This invention relates to the control and optimization of profit from an oil well produced by gas lift.
The typical gas lift system is designed based on a given inflow performance relationship (IPR) and injected gas flow rate. However, with fixed installations, the IPR and injected gas flow rate usually change as a function of time. Once the system is installed, any changes that are made to improve efficiency are generally made at intervals of weeks. This invention employs equipment and techniques which make changes continuously to optimize the profit or production.
The desire to optimize gas lift production is not new. However, the equipment and technology capable to do so are relatively new. A definition for gas lift optimization that most people would agree with is to "obtain the maximum output under specified operating conditions." This definition does not indicate that maximum production is considered to be optimum although it could be. Producing maximum profit should be the goal of optimization. However, since a non-linear economic relationship exists between the amount of gas required to produce a well and the amount of produced oil, as shown in FIG. 2, the maximum profit from a well is not normally achieved when maximum produced oil or liquid is achieved. In addition, the costs of using the gas required and the value of the produced oil must also be considered.
There are several factors that affect the quantity of produced liquid of a gas lift installation. Certainly, the original design of the well is a major factor. The tubing size, depth and location of the injection valves are of prime importance. The reservoir as described by the productivity index or IPR curve is another important factor. However, if the problem is to optimize existing installations, little can be done about these parameters. For a given installation, the following parameters can be controlled such that the given installation can be made to produce the maximum profit of which it is capable. These parameters are injection gas supply, amount of produced liquid, control of injection gas and the method of control of the injection gas. For the purpose of this discussion, it will be assumed that the injection gas supply will always be adequate. This leaves only the measurement of the produced liquid, control of injection gas and the method of control that can be dealt with to optimize the production or profit of a gas lift well.
Because the quantity of produced liquid is used to control the injection gas flow rate, it is necessary to understand the relationship between the quantity of produced liquid and the flow rate of injection gas. FIG. 1 shows two curves. Curve number 1 is the inflow performance (IPR) curve. Curve number 2 is the tubing performance curve for a given size of tubing and a constant gas-liquid ratio. These two curves contain the primary information used in the design and optimization of gas lift wells. The intersection of these two curves at point A represents a stable operating condition. That is, the well will always operate at point A. The intersection at point B is unstable and the well will not operate at this point. Therefore, all of this discussion will be concerning the intersection at point A.

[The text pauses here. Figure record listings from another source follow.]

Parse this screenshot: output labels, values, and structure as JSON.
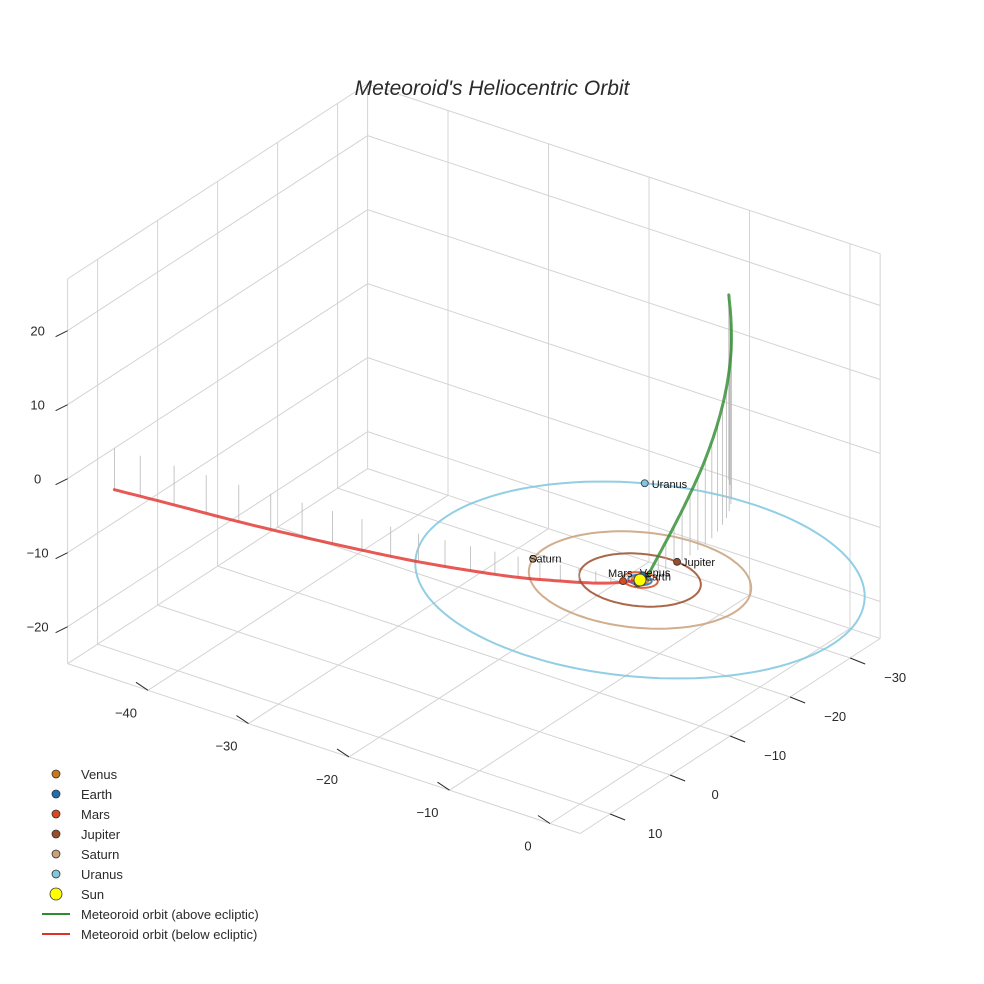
{
  "chart_data": {
    "type": "scatter3d",
    "title": "Meteoroid's Heliocentric Orbit",
    "axes": {
      "x": {
        "ticks": [
          -40,
          -30,
          -20,
          -10,
          0
        ],
        "tick_labels": [
          "−40",
          "−30",
          "−20",
          "−10",
          "0"
        ]
      },
      "y": {
        "ticks": [
          -30,
          -20,
          -10,
          0,
          10
        ],
        "tick_labels": [
          "−30",
          "−20",
          "−10",
          "0",
          "10"
        ]
      },
      "z": {
        "ticks": [
          -20,
          -10,
          0,
          10,
          20
        ],
        "tick_labels": [
          "−20",
          "−10",
          "0",
          "10",
          "20"
        ]
      }
    },
    "planets": [
      {
        "name": "Venus",
        "color": "#c8781a",
        "orbit_radius": 0.72,
        "position": [
          0.2,
          0.7,
          0
        ]
      },
      {
        "name": "Earth",
        "color": "#1f6fb5",
        "orbit_radius": 1.0,
        "position": [
          -0.3,
          -0.95,
          0
        ]
      },
      {
        "name": "Mars",
        "color": "#d9481e",
        "orbit_radius": 1.52,
        "position": [
          -1.0,
          1.15,
          0
        ]
      },
      {
        "name": "Jupiter",
        "color": "#9a4d2a",
        "orbit_radius": 5.2,
        "position": [
          0.6,
          -5.17,
          0
        ]
      },
      {
        "name": "Saturn",
        "color": "#c9a07a",
        "orbit_radius": 9.5,
        "position": [
          -9.2,
          2.4,
          0
        ]
      },
      {
        "name": "Uranus",
        "color": "#7fc6df",
        "orbit_radius": 19.2,
        "position": [
          -9.5,
          -16.7,
          0
        ]
      }
    ],
    "sun": {
      "name": "Sun",
      "color": "#ffff00",
      "position": [
        0,
        0,
        0
      ]
    },
    "meteoroid_above": {
      "name": "Meteoroid orbit (above ecliptic)",
      "color": "#2e8b2e",
      "x": [
        0.2,
        0.5,
        0.7,
        0.8,
        0.7,
        0.2,
        -0.6,
        -1.7,
        -3.0,
        -4.3
      ],
      "y": [
        -0.8,
        -2.2,
        -4.5,
        -7.0,
        -9.7,
        -12.6,
        -15.4,
        -18.0,
        -20.2,
        -22.0
      ],
      "z": [
        0.0,
        2.3,
        5.2,
        8.3,
        11.5,
        14.6,
        17.6,
        20.4,
        22.9,
        25.0
      ]
    },
    "meteoroid_below": {
      "name": "Meteoroid orbit (below ecliptic)",
      "color": "#e0302a",
      "x": [
        0.2,
        -1.5,
        -3.8,
        -6.8,
        -10.4,
        -14.6,
        -19.3,
        -24.5,
        -30.1,
        -36.1,
        -42.3,
        -48.0
      ],
      "y": [
        -0.8,
        0.1,
        1.0,
        1.9,
        2.9,
        3.8,
        4.6,
        5.3,
        5.9,
        6.4,
        6.8,
        7.2
      ],
      "z": [
        0.0,
        -0.9,
        -1.6,
        -2.2,
        -2.8,
        -3.3,
        -3.8,
        -4.2,
        -4.6,
        -5.0,
        -5.3,
        -5.6
      ]
    }
  },
  "legend": [
    {
      "label": "Venus",
      "kind": "dot",
      "color": "#c8781a"
    },
    {
      "label": "Earth",
      "kind": "dot",
      "color": "#1f6fb5"
    },
    {
      "label": "Mars",
      "kind": "dot",
      "color": "#d9481e"
    },
    {
      "label": "Jupiter",
      "kind": "dot",
      "color": "#9a4d2a"
    },
    {
      "label": "Saturn",
      "kind": "dot",
      "color": "#c9a07a"
    },
    {
      "label": "Uranus",
      "kind": "dot",
      "color": "#7fc6df"
    },
    {
      "label": "Sun",
      "kind": "sun",
      "color": "#ffff00"
    },
    {
      "label": "Meteoroid orbit (above ecliptic)",
      "kind": "line",
      "color": "#2e8b2e"
    },
    {
      "label": "Meteoroid orbit (below ecliptic)",
      "kind": "line",
      "color": "#e0302a"
    }
  ]
}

The intersection at point A will change as a function of the IPR curve 1 and the tubing performance curve 2. The IPR curve changes over time. As the reservoir pressure declines, the IPR curve will move downward. First, the following discussion assumes that the tubing performance curve 2 remains constant. Therefore, point A will move to the left which means that less liquid will be produced. Also, the IPR curve is affected by the operation of nearby wells. The reservoir pressure can change daily as a result of nearby wells being taken off or brought on line. If the reservoir pressure increases, the IPR curve will move upward. This means that point A will move to the right and more liquid will be produced. If the reservoir pressure decreases the IPR curve will move downward, point A will move to the left and less liquid will be produced. Therefore, a movement upward of the IPR curve will cause more liquid to be produced and a movement downward will cause less liquid to be produced.

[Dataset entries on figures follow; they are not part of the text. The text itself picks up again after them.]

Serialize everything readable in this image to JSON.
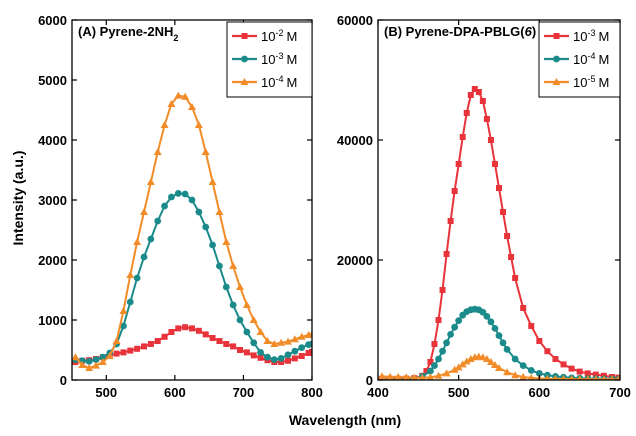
{
  "figure": {
    "xlabel": "Wavelength (nm)",
    "ylabel": "Intensity (a.u.)"
  },
  "chart_data": [
    {
      "type": "line",
      "title": "(A) Pyrene-2NH",
      "title_subscript": "2",
      "xlabel": "Wavelength (nm)",
      "ylabel": "Intensity (a.u.)",
      "xlim": [
        450,
        800
      ],
      "ylim": [
        0,
        6000
      ],
      "xticks": [
        500,
        600,
        700,
        800
      ],
      "yticks": [
        0,
        1000,
        2000,
        3000,
        4000,
        5000,
        6000
      ],
      "legend_position": "top-right",
      "series": [
        {
          "base": "10",
          "exp": "-2",
          "unit": "M",
          "color": "#e8333a",
          "marker": "square",
          "x": [
            455,
            465,
            475,
            485,
            495,
            505,
            515,
            525,
            535,
            545,
            555,
            565,
            575,
            585,
            595,
            605,
            615,
            625,
            635,
            645,
            655,
            665,
            675,
            685,
            695,
            705,
            715,
            725,
            735,
            745,
            755,
            765,
            775,
            785,
            795,
            800
          ],
          "y": [
            300,
            320,
            330,
            350,
            380,
            410,
            440,
            460,
            490,
            520,
            560,
            600,
            650,
            720,
            800,
            860,
            880,
            860,
            820,
            760,
            700,
            650,
            600,
            560,
            500,
            460,
            410,
            370,
            330,
            300,
            300,
            320,
            360,
            400,
            450,
            470
          ]
        },
        {
          "base": "10",
          "exp": "-3",
          "unit": "M",
          "color": "#1a8a8a",
          "marker": "circle",
          "x": [
            455,
            465,
            475,
            485,
            495,
            505,
            515,
            525,
            535,
            545,
            555,
            565,
            575,
            585,
            595,
            605,
            615,
            625,
            635,
            645,
            655,
            665,
            675,
            685,
            695,
            705,
            715,
            725,
            735,
            745,
            755,
            765,
            775,
            785,
            795,
            800
          ],
          "y": [
            340,
            320,
            310,
            340,
            380,
            450,
            600,
            900,
            1300,
            1700,
            2050,
            2350,
            2650,
            2900,
            3050,
            3110,
            3100,
            3000,
            2800,
            2550,
            2250,
            1900,
            1550,
            1250,
            1000,
            800,
            620,
            460,
            380,
            340,
            360,
            420,
            480,
            540,
            590,
            600
          ]
        },
        {
          "base": "10",
          "exp": "-4",
          "unit": "M",
          "color": "#f28c28",
          "marker": "triangle",
          "x": [
            455,
            465,
            475,
            485,
            495,
            505,
            515,
            525,
            535,
            545,
            555,
            565,
            575,
            585,
            595,
            605,
            615,
            625,
            635,
            645,
            655,
            665,
            675,
            685,
            695,
            705,
            715,
            725,
            735,
            745,
            755,
            765,
            775,
            785,
            795,
            800
          ],
          "y": [
            380,
            250,
            200,
            240,
            300,
            400,
            650,
            1150,
            1750,
            2300,
            2800,
            3300,
            3800,
            4250,
            4600,
            4740,
            4720,
            4550,
            4250,
            3800,
            3300,
            2800,
            2300,
            1900,
            1550,
            1250,
            1000,
            800,
            650,
            600,
            620,
            640,
            680,
            720,
            750,
            760
          ]
        }
      ]
    },
    {
      "type": "line",
      "title": "(B) Pyrene-DPA-PBLG(",
      "title_italic": "6",
      "title_suffix": ")",
      "xlabel": "Wavelength (nm)",
      "ylabel": "",
      "xlim": [
        400,
        700
      ],
      "ylim": [
        0,
        60000
      ],
      "xticks": [
        400,
        500,
        600,
        700
      ],
      "yticks": [
        0,
        20000,
        40000,
        60000
      ],
      "legend_position": "top-right",
      "series": [
        {
          "base": "10",
          "exp": "-3",
          "unit": "M",
          "color": "#e8333a",
          "marker": "square",
          "x": [
            405,
            415,
            425,
            435,
            445,
            455,
            460,
            465,
            470,
            475,
            480,
            485,
            490,
            495,
            500,
            505,
            510,
            515,
            520,
            525,
            530,
            535,
            540,
            545,
            550,
            555,
            560,
            565,
            570,
            580,
            590,
            600,
            610,
            620,
            630,
            640,
            650,
            660,
            670,
            680,
            690,
            698
          ],
          "y": [
            200,
            200,
            200,
            220,
            300,
            700,
            1500,
            3000,
            6000,
            10000,
            15000,
            21000,
            26500,
            31500,
            36000,
            40500,
            44500,
            47500,
            48500,
            48000,
            46500,
            43500,
            40000,
            36000,
            32000,
            28000,
            24000,
            20500,
            17000,
            12000,
            9000,
            6500,
            4800,
            3500,
            2600,
            1900,
            1400,
            1100,
            900,
            700,
            500,
            400
          ]
        },
        {
          "base": "10",
          "exp": "-4",
          "unit": "M",
          "color": "#1a8a8a",
          "marker": "circle",
          "x": [
            405,
            415,
            425,
            435,
            445,
            455,
            465,
            470,
            475,
            480,
            485,
            490,
            495,
            500,
            505,
            510,
            515,
            520,
            525,
            530,
            535,
            540,
            545,
            550,
            555,
            560,
            570,
            580,
            590,
            600,
            610,
            620,
            630,
            640,
            650,
            660,
            670,
            680,
            690,
            698
          ],
          "y": [
            100,
            100,
            100,
            120,
            200,
            600,
            1500,
            2400,
            3500,
            4800,
            6200,
            7600,
            8800,
            9900,
            10800,
            11400,
            11700,
            11800,
            11700,
            11300,
            10600,
            9700,
            8600,
            7400,
            6200,
            5100,
            3500,
            2400,
            1600,
            1100,
            800,
            600,
            450,
            350,
            280,
            230,
            200,
            180,
            160,
            150
          ]
        },
        {
          "base": "10",
          "exp": "-5",
          "unit": "M",
          "color": "#f28c28",
          "marker": "triangle",
          "x": [
            405,
            415,
            425,
            435,
            445,
            455,
            465,
            475,
            485,
            495,
            500,
            505,
            510,
            515,
            520,
            525,
            530,
            535,
            540,
            545,
            550,
            560,
            570,
            580,
            590,
            600,
            610,
            620,
            630,
            640,
            650,
            660,
            670,
            680,
            690,
            698
          ],
          "y": [
            600,
            550,
            500,
            450,
            400,
            350,
            450,
            700,
            1100,
            1700,
            2100,
            2600,
            3100,
            3500,
            3800,
            3900,
            3800,
            3500,
            3000,
            2500,
            2000,
            1300,
            800,
            500,
            350,
            250,
            200,
            180,
            160,
            150,
            140,
            130,
            120,
            110,
            100,
            100
          ]
        }
      ]
    }
  ]
}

Now, the following discussion assumes that the IPR curve 1 remains constant. The tubing performance curve 2 moves in an up and down direction as a function of the injection gas flow rate and flow line pressure. If the injection gas flow rate is less than that required to produce the maximum quantity of liquid, the tubing performance curve 2 will be moved upward and the intersection (point A) will be moved to the left. This means less liquid produced. As the injection gas flow rate is increased, the tubing performance curve 2 will move downward, point A will move to the right and more liquid will be produced. As the injection gas flow rate is increased, the tubing performance curve 2 will continue to move downward and more liquid will be produced. However, this continued increase in produced liquid does have a limit. When this limit is reached, any further increase in injection gas flow rate will cause the intersection at point A to move back to the left and in an upward direction and less liquid will be produced. Actually, the shape of the tubing performance curve 2 changes more than the entire curve shifting up and down. Therefore as can readily be seen, if the injection gas flow rate exceeds a given value, any further increases will cause a reduction in produced liquid.

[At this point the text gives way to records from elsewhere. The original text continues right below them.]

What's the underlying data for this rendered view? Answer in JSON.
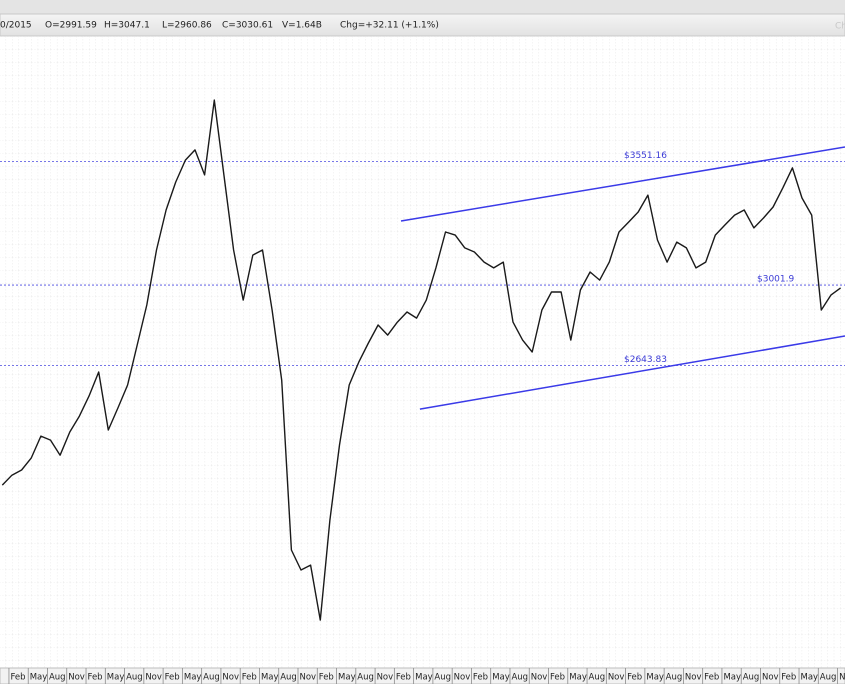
{
  "header": {
    "fields": [
      "0/2015",
      "O=2991.59",
      "H=3047.1",
      "L=2960.86",
      "C=3030.61",
      "V=1.64B",
      "Chg=+32.11 (+1.1%)"
    ],
    "watermark": "Ch"
  },
  "chart_data": {
    "type": "line",
    "color": "#1a1a1a",
    "x": [
      -0.5,
      0,
      0.5,
      1,
      1.5,
      2,
      2.5,
      3,
      3.5,
      4,
      4.5,
      5,
      5.5,
      6,
      6.5,
      7,
      7.5,
      8,
      8.5,
      9,
      9.5,
      10,
      10.5,
      11,
      11.5,
      12,
      12.5,
      13,
      13.5,
      14,
      14.5,
      15,
      15.5,
      16,
      16.5,
      17,
      17.5,
      18,
      18.5,
      19,
      19.5,
      20,
      20.5,
      21,
      21.5,
      22,
      22.5,
      23,
      23.5,
      24,
      24.5,
      25,
      25.5,
      26,
      26.5,
      27,
      27.5,
      28,
      28.5,
      29,
      29.5,
      30,
      30.5,
      31,
      31.5,
      32,
      32.5,
      33,
      33.5,
      34,
      34.5,
      35,
      35.5,
      36,
      36.5,
      37,
      37.5,
      38,
      38.5,
      39,
      39.5,
      40,
      40.5,
      41,
      41.5,
      42,
      42.5,
      43
    ],
    "values": [
      2112,
      2156,
      2179,
      2232,
      2330,
      2312,
      2245,
      2348,
      2419,
      2508,
      2615,
      2357,
      2455,
      2557,
      2735,
      2913,
      3158,
      3336,
      3460,
      3558,
      3603,
      3492,
      3825,
      3492,
      3158,
      2935,
      3135,
      3158,
      2891,
      2579,
      1823,
      1734,
      1756,
      1511,
      1956,
      2290,
      2557,
      2659,
      2744,
      2824,
      2779,
      2837,
      2882,
      2855,
      2935,
      3078,
      3238,
      3224,
      3167,
      3149,
      3104,
      3078,
      3104,
      2837,
      2757,
      2704,
      2891,
      2971,
      2971,
      2757,
      2980,
      3060,
      3024,
      3104,
      3238,
      3282,
      3327,
      3402,
      3202,
      3104,
      3193,
      3167,
      3078,
      3104,
      3224,
      3269,
      3313,
      3336,
      3256,
      3300,
      3349,
      3434,
      3523,
      3389,
      3313,
      2891,
      2957,
      2989
    ],
    "xlim": [
      -0.62,
      43.23
    ],
    "ylim": [
      1298,
      4110
    ],
    "xticks": [
      {
        "value": 0,
        "label": "Feb"
      },
      {
        "value": 1,
        "label": "May"
      },
      {
        "value": 2,
        "label": "Aug"
      },
      {
        "value": 3,
        "label": "Nov"
      },
      {
        "value": 4,
        "label": "Feb"
      },
      {
        "value": 5,
        "label": "May"
      },
      {
        "value": 6,
        "label": "Aug"
      },
      {
        "value": 7,
        "label": "Nov"
      },
      {
        "value": 8,
        "label": "Feb"
      },
      {
        "value": 9,
        "label": "May"
      },
      {
        "value": 10,
        "label": "Aug"
      },
      {
        "value": 11,
        "label": "Nov"
      },
      {
        "value": 12,
        "label": "Feb"
      },
      {
        "value": 13,
        "label": "May"
      },
      {
        "value": 14,
        "label": "Aug"
      },
      {
        "value": 15,
        "label": "Nov"
      },
      {
        "value": 16,
        "label": "Feb"
      },
      {
        "value": 17,
        "label": "May"
      },
      {
        "value": 18,
        "label": "Aug"
      },
      {
        "value": 19,
        "label": "Nov"
      },
      {
        "value": 20,
        "label": "Feb"
      },
      {
        "value": 21,
        "label": "May"
      },
      {
        "value": 22,
        "label": "Aug"
      },
      {
        "value": 23,
        "label": "Nov"
      },
      {
        "value": 24,
        "label": "Feb"
      },
      {
        "value": 25,
        "label": "May"
      },
      {
        "value": 26,
        "label": "Aug"
      },
      {
        "value": 27,
        "label": "Nov"
      },
      {
        "value": 28,
        "label": "Feb"
      },
      {
        "value": 29,
        "label": "May"
      },
      {
        "value": 30,
        "label": "Aug"
      },
      {
        "value": 31,
        "label": "Nov"
      },
      {
        "value": 32,
        "label": "Feb"
      },
      {
        "value": 33,
        "label": "May"
      },
      {
        "value": 34,
        "label": "Aug"
      },
      {
        "value": 35,
        "label": "Nov"
      },
      {
        "value": 36,
        "label": "Feb"
      },
      {
        "value": 37,
        "label": "May"
      },
      {
        "value": 38,
        "label": "Aug"
      },
      {
        "value": 39,
        "label": "Nov"
      },
      {
        "value": 40,
        "label": "Feb"
      },
      {
        "value": 41,
        "label": "May"
      },
      {
        "value": 42,
        "label": "Aug"
      },
      {
        "value": 43,
        "label": "Nov"
      }
    ],
    "levels": [
      {
        "value": 3551.16,
        "label": "$3551.16"
      },
      {
        "value": 3001.9,
        "label": "$3001.9"
      },
      {
        "value": 2643.83,
        "label": "$2643.83"
      }
    ],
    "level_color": "#4a4ae0",
    "trendlines": [
      {
        "x": [
          20.19,
          43.23
        ],
        "y": [
          3287,
          3616
        ]
      },
      {
        "x": [
          21.17,
          43.23
        ],
        "y": [
          2450,
          2775
        ]
      }
    ],
    "trend_color": "#3a3ae8"
  }
}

From the above discussion, it can be seen that in order to optimize a gas lift well, the intersection of the IPR curve 1 and the tubing performance curve 2 or point A must be controlled. Actually, relatively little can be done with IPR curve. Therefore, the major element of control lies in the control of the tubing performance curve (curve No. 2). And after an installation is complete, only the injection gas flow rate can be controlled. Therefore, the present invention is directed to the control of the injection gas flow rate.